XIII. De las obras antes de la justificación.

Las obras hechas antes de la gracia de Cristo y la inspiración de su Espíritu no


son agradables a Dios, porque no nacen de la fe en Jesucristo, ni hacen a los
hombres dignos de recibir la gracia, ni (según dicen algunos autores
escolásticos) merecen la gracia de congruencia; antes bien, ya que no son hechas
como Dios ha querido y mandado que se hagan, no dudamos que tengan
naturaleza de pecado.

XIV. De las obras de supererogación.

Obras voluntarias no comprendidas en los mandamientos divinos, llamadas


obras de supererogación, no pueden enseñarse sin arrogancia e impiedad;
porque por ellas los hombres declaran que no solamente rinden a Dios todo
cuanto están obligados a hacer, sino que por su causa hacen más de lo que por
deber riguroso les es requerido; pero Cristo claramente dice: "Cuando hayan
hecho todas las cosas que se les han mandado, digan ‘Siervos inútiles somos’ ”.
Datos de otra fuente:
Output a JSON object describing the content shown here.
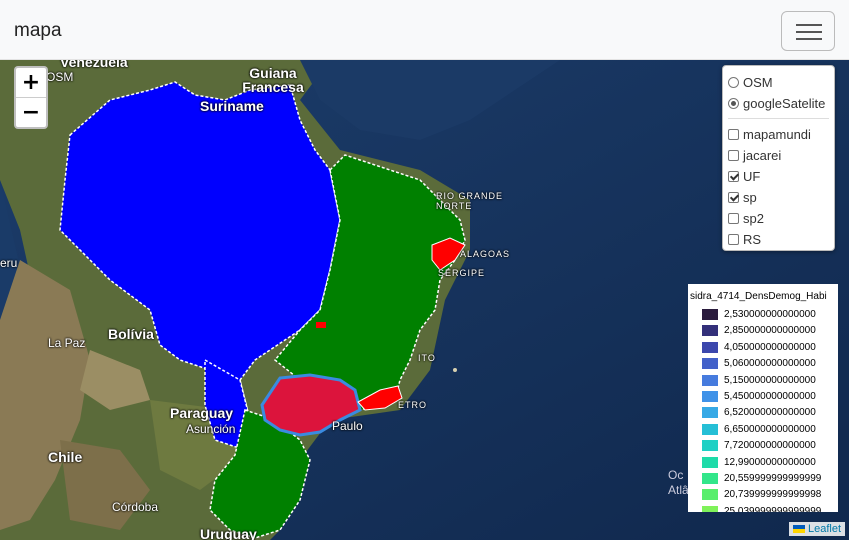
{
  "navbar": {
    "brand": "mapa"
  },
  "map": {
    "zoom_in": "+",
    "zoom_out": "−",
    "base_layers": [
      {
        "label": "OSM",
        "selected": false
      },
      {
        "label": "googleSatelite",
        "selected": true
      }
    ],
    "overlays": [
      {
        "label": "mapamundi",
        "checked": false
      },
      {
        "label": "jacarei",
        "checked": false
      },
      {
        "label": "UF",
        "checked": true
      },
      {
        "label": "sp",
        "checked": true
      },
      {
        "label": "sp2",
        "checked": false
      },
      {
        "label": "RS",
        "checked": false
      }
    ],
    "legend": {
      "title": "sidra_4714_DensDemog_Habi",
      "items": [
        {
          "label": "2,530000000000000",
          "color": "#2a1b3d"
        },
        {
          "label": "2,850000000000000",
          "color": "#33307a"
        },
        {
          "label": "4,050000000000000",
          "color": "#3b47ad"
        },
        {
          "label": "5,060000000000000",
          "color": "#4361c9"
        },
        {
          "label": "5,150000000000000",
          "color": "#467bde"
        },
        {
          "label": "5,450000000000000",
          "color": "#3f92e8"
        },
        {
          "label": "6,520000000000000",
          "color": "#36a9e6"
        },
        {
          "label": "6,650000000000000",
          "color": "#25bfd6"
        },
        {
          "label": "7,720000000000000",
          "color": "#1fd0c4"
        },
        {
          "label": "12,99000000000000",
          "color": "#1edba9"
        },
        {
          "label": "20,559999999999999",
          "color": "#32e68a"
        },
        {
          "label": "20,739999999999998",
          "color": "#58ee6c"
        },
        {
          "label": "25,039999999999999",
          "color": "#7ff25a"
        }
      ]
    },
    "place_labels": [
      {
        "text": "Venezuela"
      },
      {
        "text": "Guiana Francesa"
      },
      {
        "text": "Suriname"
      },
      {
        "text": "OSM"
      },
      {
        "text": "Bolívia"
      },
      {
        "text": "La Paz"
      },
      {
        "text": "Paraguay"
      },
      {
        "text": "Asunción"
      },
      {
        "text": "Chile"
      },
      {
        "text": "Córdoba"
      },
      {
        "text": "Uruguay"
      },
      {
        "text": "Paulo"
      },
      {
        "text": "RIO GRANDE NORTE"
      },
      {
        "text": "ALAGOAS"
      },
      {
        "text": "SERGIPE"
      },
      {
        "text": "ITO"
      },
      {
        "text": "ETRO"
      },
      {
        "text": "Oc Atlân"
      },
      {
        "text": "eru"
      }
    ],
    "attribution": "Leaflet"
  }
}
XV. De Cristo, el único sin pecado.

Cristo en la realidad de nuestra naturaleza fue hecho semejante a nosotros en


todas las cosas excepto en el pecado, del cual fue enteramente exento, tanto en
su carne como en su espíritu. Vino para ser el Cordero sin mancha que, por el
sacrificio de sí mismo una vez hecho, quitase los pecados del mundo; y en él no
hubo pecado (como dice San Juan). Pero nosotros los demás hombres, aunque
bautizados y nacidos de nuevo en Cristo, aún ofendemos en muchas cosas; y, si
decimos que no tenemos pecado, nos engañamos a nosotros mismos. Y la
verdad no está en nosotros.

XVI. Del pecado después del bautismo.

No todo pecado mortal voluntariamente cometido después del bautismo es


pecado contra el Espíritu Santo e irremisible. Por ello, no debe negarse la gracia
del arrepentimiento a los caídos en pecado después del bautismo. Después de
haber recibido el Espíritu Santo, podemos apartarnos de la gracia concedida y
caer en pecado, y por la gracia de Dios levantarnos de nuevo y enmendar
nuestras vidas. Por lo tanto, debe condenarse a los que dicen que ya no pueden
volver a pecar mientras vivan, o que niegan el poder del perdón a los que
verdaderamente se arrepienten.

4
XVII. De la predestinación y elección.

La predestinación a la vida es el eterno propósito de Dio s, quien (antes que


fuesen echados los cimientos del mundo), por su invariable consejo, a nosotros
oculto, decretó librar de maldición y condenación a los que él ha elegido en
Cristo de entre los hombres, y conducirles por Cristo a la salvación eterna, como
a vasos hechos para honrar. Por lo tanto, los que son agraciados con tan
excelente beneficio de Dios son llamados según su propósito por su Espíritu que
obra a debido tiempo; por la gracia obedecen el llamado; son justificados
libremente, son hechos hijo s de Dios por adopción, son hechos a la imagen de
su unigénito Hijo Jesucristo; viven religiosamente en buenas obras y
finalmente, por la misericordia de Dios, llegan a la felicidad eterna.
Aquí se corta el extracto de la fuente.